If you’re fishing poppers or heavier flies you will want to use a weight-forward taper. This is also useful for casting flies on windy days when you need a heavier front section to slice through the wind.
For dry flies a double taper line will work well for your needs.
If you’re going to use a tippet still with something around the 4x to 6x range since you want to keep your gear light.
When to Fly Fish for Bluegill
Fly fishing for bluegill is best done in the spring, fall, and early because during this time they tend to stay close to shore in lakes, which makes catching them on fly gear much easier.
When the waters warm up they go into deeper waters so by mid-summer, fly gear is not the best to catch them on in lakes. However, you can still catch them in ponds in the summertime.
Bluegill are common in freshwater ponds and lakes throughout the country. This is the most likely spot you will be fishing for them. Though you can often find them in large warm water rivers too. There is a very good chance that you have a body of water with these panfish very near you.
Do a quick search to find a good spot to fish. If you’re an avid fisherman you probably already know where you want to try casting your flies.
Once you get to your fishing spot, the next thing you need to do is find where the fish are at.
Take a second to look at the water and search the area for:
- Drop-offs – areas that have shallow water with quick access to deeper water are good spots for bluegills. They like to feed in the shallows but swim off into deeper waters to escape predators.
- Aquatic Vegetation – Weed lines are a good spot because of the aquatic insects drawn to these places. Any kind of aquatic vegetation from weeds to lilies will bring insects which in turn attract hungry fish
- Structure – Any kind of structure such as trees or logs is another good spot to look for bluegills. They will often come to these locations to feed and escape predators.

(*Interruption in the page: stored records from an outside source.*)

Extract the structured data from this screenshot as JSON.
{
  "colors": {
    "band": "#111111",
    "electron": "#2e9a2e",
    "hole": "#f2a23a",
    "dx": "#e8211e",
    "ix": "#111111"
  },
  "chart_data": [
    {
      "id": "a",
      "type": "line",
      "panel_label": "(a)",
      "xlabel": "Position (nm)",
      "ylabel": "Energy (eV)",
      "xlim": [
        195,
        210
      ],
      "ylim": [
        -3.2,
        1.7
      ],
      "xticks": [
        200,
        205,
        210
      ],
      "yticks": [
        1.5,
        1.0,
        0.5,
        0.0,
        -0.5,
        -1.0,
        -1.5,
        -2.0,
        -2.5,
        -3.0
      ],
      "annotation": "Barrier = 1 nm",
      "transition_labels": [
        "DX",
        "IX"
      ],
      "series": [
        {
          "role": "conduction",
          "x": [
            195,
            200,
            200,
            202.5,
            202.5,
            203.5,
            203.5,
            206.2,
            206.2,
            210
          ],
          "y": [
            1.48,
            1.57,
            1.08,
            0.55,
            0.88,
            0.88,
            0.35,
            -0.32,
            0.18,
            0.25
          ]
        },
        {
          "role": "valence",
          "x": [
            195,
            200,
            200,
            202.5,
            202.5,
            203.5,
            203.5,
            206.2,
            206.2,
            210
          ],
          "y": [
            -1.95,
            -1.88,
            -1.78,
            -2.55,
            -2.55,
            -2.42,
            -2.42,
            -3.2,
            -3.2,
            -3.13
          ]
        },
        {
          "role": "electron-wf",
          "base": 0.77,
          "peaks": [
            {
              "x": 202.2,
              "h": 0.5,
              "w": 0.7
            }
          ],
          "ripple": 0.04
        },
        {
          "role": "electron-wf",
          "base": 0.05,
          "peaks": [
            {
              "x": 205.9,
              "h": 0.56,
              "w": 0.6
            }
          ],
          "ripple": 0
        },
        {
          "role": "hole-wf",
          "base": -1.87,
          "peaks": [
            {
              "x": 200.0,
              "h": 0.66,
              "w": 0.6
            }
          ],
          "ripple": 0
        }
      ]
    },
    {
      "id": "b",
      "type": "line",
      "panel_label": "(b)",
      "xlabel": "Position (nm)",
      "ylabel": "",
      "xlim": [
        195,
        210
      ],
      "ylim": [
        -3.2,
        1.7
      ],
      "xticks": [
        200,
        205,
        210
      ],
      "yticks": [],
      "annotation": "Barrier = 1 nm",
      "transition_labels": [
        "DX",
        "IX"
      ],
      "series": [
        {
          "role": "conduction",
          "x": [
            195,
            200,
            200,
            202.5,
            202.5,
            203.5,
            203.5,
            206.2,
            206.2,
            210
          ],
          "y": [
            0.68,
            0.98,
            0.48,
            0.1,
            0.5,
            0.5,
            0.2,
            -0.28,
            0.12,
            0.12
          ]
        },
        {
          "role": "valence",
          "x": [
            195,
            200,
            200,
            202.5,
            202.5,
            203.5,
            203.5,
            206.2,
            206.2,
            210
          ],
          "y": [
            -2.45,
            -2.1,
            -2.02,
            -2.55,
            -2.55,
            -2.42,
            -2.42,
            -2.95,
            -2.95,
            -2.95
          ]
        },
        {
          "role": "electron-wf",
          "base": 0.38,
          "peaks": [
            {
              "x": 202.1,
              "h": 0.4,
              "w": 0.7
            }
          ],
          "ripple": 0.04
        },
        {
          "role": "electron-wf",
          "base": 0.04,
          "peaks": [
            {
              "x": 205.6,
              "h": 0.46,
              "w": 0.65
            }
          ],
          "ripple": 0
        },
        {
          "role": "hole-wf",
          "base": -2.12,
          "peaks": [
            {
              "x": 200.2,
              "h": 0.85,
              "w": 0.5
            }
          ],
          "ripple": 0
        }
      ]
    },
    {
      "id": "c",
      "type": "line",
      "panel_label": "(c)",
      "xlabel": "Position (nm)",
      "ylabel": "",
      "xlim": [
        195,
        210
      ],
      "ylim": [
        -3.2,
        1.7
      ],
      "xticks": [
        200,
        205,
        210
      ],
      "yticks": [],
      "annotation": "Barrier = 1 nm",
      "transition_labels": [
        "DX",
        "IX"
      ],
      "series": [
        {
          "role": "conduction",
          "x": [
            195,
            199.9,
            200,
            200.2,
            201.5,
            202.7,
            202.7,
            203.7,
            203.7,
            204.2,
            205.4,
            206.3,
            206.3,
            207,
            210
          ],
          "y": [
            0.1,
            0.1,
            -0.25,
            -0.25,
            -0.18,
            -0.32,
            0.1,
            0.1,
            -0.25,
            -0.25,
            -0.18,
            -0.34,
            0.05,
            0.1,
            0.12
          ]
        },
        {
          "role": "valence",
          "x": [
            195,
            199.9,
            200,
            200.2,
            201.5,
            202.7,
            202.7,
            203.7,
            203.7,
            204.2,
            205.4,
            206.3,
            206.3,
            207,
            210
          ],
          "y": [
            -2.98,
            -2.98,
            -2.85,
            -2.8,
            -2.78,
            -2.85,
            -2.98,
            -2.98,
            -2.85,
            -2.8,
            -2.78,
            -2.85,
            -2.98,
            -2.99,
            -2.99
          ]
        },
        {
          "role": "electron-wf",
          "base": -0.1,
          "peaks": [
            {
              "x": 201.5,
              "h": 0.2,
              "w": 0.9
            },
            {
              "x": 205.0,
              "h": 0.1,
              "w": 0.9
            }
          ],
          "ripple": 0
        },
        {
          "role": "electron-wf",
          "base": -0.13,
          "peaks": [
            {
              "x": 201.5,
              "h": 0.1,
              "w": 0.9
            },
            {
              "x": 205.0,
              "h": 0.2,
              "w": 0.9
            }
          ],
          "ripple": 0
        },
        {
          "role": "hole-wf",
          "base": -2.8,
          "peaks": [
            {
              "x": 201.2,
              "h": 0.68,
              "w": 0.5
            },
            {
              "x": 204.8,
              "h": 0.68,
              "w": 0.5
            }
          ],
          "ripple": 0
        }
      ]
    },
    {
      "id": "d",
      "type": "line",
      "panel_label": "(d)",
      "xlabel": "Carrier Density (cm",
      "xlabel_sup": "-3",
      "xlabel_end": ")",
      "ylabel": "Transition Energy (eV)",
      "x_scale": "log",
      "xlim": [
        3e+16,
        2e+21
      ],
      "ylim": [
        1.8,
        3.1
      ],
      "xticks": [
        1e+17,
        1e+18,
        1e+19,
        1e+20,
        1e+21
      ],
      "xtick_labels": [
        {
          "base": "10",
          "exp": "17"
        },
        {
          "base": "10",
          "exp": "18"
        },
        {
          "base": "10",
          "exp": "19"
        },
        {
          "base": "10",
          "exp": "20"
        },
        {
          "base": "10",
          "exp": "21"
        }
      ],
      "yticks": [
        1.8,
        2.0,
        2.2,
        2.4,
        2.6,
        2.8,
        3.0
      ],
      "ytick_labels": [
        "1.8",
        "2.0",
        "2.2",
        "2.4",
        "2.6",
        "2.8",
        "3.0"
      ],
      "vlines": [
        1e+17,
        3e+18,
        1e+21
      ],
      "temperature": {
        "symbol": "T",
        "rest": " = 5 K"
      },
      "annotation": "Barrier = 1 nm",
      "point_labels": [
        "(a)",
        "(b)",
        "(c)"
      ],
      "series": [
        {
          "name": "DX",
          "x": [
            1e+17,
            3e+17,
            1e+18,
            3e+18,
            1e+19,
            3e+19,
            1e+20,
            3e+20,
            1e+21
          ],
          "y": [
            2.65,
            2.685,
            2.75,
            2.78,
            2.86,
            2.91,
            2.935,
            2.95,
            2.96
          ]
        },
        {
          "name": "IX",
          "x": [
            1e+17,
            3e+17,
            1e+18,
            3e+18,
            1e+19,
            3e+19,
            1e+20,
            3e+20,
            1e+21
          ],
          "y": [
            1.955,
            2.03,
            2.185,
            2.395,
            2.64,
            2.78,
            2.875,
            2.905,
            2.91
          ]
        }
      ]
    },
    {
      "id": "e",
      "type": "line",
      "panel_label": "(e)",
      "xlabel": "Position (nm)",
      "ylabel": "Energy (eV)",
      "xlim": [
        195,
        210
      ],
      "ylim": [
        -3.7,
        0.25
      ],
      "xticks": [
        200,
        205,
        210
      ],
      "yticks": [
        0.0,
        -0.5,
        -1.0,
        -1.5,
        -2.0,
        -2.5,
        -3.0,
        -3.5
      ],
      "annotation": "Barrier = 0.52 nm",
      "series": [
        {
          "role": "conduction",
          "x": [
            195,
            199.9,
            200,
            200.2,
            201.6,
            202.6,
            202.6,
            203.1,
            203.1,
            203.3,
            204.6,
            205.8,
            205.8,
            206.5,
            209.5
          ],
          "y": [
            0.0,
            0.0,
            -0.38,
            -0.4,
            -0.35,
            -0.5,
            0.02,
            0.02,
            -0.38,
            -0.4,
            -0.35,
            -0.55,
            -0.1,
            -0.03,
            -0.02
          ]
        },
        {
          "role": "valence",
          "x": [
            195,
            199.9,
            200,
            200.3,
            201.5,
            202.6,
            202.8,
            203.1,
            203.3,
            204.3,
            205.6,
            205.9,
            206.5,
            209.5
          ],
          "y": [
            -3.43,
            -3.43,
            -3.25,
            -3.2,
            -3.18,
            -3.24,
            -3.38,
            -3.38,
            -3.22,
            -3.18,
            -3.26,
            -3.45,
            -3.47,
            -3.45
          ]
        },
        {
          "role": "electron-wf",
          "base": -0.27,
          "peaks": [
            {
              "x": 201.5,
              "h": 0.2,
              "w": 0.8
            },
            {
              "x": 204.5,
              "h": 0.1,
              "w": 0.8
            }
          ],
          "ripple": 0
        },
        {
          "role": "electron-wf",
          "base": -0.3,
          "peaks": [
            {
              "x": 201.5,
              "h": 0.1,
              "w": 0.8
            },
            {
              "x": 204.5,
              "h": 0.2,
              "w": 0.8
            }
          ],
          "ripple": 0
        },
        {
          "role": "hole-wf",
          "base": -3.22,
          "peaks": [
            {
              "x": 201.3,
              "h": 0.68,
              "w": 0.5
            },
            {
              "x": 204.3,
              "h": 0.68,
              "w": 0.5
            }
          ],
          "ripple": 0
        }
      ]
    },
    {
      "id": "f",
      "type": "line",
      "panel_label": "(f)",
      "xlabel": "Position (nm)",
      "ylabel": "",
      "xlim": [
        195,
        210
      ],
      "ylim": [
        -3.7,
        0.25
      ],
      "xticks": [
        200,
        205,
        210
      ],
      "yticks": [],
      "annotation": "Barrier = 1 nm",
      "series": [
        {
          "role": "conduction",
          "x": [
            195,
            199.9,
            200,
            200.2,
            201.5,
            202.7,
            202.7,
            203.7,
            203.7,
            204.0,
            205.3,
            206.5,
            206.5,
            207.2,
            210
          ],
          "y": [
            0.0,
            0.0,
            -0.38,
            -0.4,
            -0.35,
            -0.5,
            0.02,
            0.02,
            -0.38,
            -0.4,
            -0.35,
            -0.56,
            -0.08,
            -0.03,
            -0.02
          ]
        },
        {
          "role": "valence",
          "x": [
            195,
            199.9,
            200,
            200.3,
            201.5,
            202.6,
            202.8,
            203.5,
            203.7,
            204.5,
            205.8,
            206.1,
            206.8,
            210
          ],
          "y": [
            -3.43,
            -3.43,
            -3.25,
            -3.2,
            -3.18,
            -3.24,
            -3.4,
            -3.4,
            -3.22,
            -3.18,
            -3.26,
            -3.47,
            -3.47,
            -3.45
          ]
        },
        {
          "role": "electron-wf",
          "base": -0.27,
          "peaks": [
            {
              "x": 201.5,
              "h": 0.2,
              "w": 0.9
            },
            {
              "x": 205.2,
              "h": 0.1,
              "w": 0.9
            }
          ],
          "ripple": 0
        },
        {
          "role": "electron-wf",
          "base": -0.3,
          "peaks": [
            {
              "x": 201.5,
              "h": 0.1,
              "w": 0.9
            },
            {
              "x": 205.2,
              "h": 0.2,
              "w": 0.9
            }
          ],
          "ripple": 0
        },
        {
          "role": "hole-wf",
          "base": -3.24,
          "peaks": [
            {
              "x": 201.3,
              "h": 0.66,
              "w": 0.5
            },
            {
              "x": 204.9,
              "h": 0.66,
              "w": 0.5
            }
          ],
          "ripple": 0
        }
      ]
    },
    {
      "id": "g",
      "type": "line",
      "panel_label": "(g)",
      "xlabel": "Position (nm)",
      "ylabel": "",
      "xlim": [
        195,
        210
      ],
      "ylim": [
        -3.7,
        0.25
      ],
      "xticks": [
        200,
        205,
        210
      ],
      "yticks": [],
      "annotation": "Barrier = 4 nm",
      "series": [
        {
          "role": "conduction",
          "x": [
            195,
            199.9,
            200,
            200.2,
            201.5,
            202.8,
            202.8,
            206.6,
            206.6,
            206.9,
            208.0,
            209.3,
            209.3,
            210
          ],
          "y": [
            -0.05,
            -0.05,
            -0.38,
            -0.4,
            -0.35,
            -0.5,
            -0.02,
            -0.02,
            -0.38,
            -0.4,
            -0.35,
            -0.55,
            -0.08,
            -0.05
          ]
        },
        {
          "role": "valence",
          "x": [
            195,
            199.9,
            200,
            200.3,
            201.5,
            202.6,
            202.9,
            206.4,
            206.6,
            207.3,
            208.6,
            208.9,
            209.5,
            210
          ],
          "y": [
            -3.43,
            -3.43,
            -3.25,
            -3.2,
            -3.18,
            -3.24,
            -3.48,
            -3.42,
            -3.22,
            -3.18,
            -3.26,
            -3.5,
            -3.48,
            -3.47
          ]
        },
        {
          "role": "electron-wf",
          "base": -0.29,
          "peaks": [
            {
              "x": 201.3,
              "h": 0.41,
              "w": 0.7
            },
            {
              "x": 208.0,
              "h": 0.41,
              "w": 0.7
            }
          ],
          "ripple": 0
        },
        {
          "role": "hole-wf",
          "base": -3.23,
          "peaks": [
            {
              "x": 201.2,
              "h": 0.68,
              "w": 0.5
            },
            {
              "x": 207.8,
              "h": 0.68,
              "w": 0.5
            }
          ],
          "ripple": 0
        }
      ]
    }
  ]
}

Fly Fishing Techniques for Catching Bluegills
The most difficult part of fly fishing bluegill is usually just locating them. After you find them, then all you need to do is cast and get your fly in front of them.
Here are a few tips:
Present your fly patterns naturally
Making your fly appear natural is one of the most important tips for fly fishing panfish. Often these means using a slow and steady twitch so your fly is never sitting still for too long.
Bluegills like to go after things that move, but don’t move your fly too fast either. Slow and steady is usually the best way to get these fish to bite.
Using Dry Flies
If the bluegills are feeding near the surface, you want to use a dry fly like a popper or caddis fly so that your fly is presented exactly where they are feeding.
You should be able to hear the small splashes the bluegill are making as they come to feed on the surface.
Tie on your fly and cast it trying to place your fly near where the bluegills are making noise. Slowly twitch and pause your lure so it skips across the area and you should get some actions
If the bluegills are a little deeper and aren’t actively feeding on the surface, this is a good opportunity to fish with a nymph.
The strategy for fishing nymphs will be pretty similar to using dry flies. Cast it into the area the bluegill are at, but this time let it sink.
If you don’t get a strike right away start playing with twitches and pauses until you find the right rhythm that works.
You can use a strike indicator if needed to help you see when the panfish are biting
If the bluegills are near structure, aquatic vegetation, or in their spawning beds, streamers can be a good option. Woolly buggers and minnow imitation flies are good options.
To fish a streamer you want to cast your fly so it lands past where the bluegill are. Then strip your streamer through the area they are in. If they aren’t biting, let it sink. This will often get them to bite.
Catching bream and other panfish on fly gear can make for a fun break from your usual bass fishing. Make sure you are using lighter gear with the appropriate fly sizes so the bluegill will still bite it.
After you’ve been out a few times you’ll start to understand the best spots for catching these panfish and how to work your flies for maximum success. Just remember to experiment with different tactics until you figure out what works best.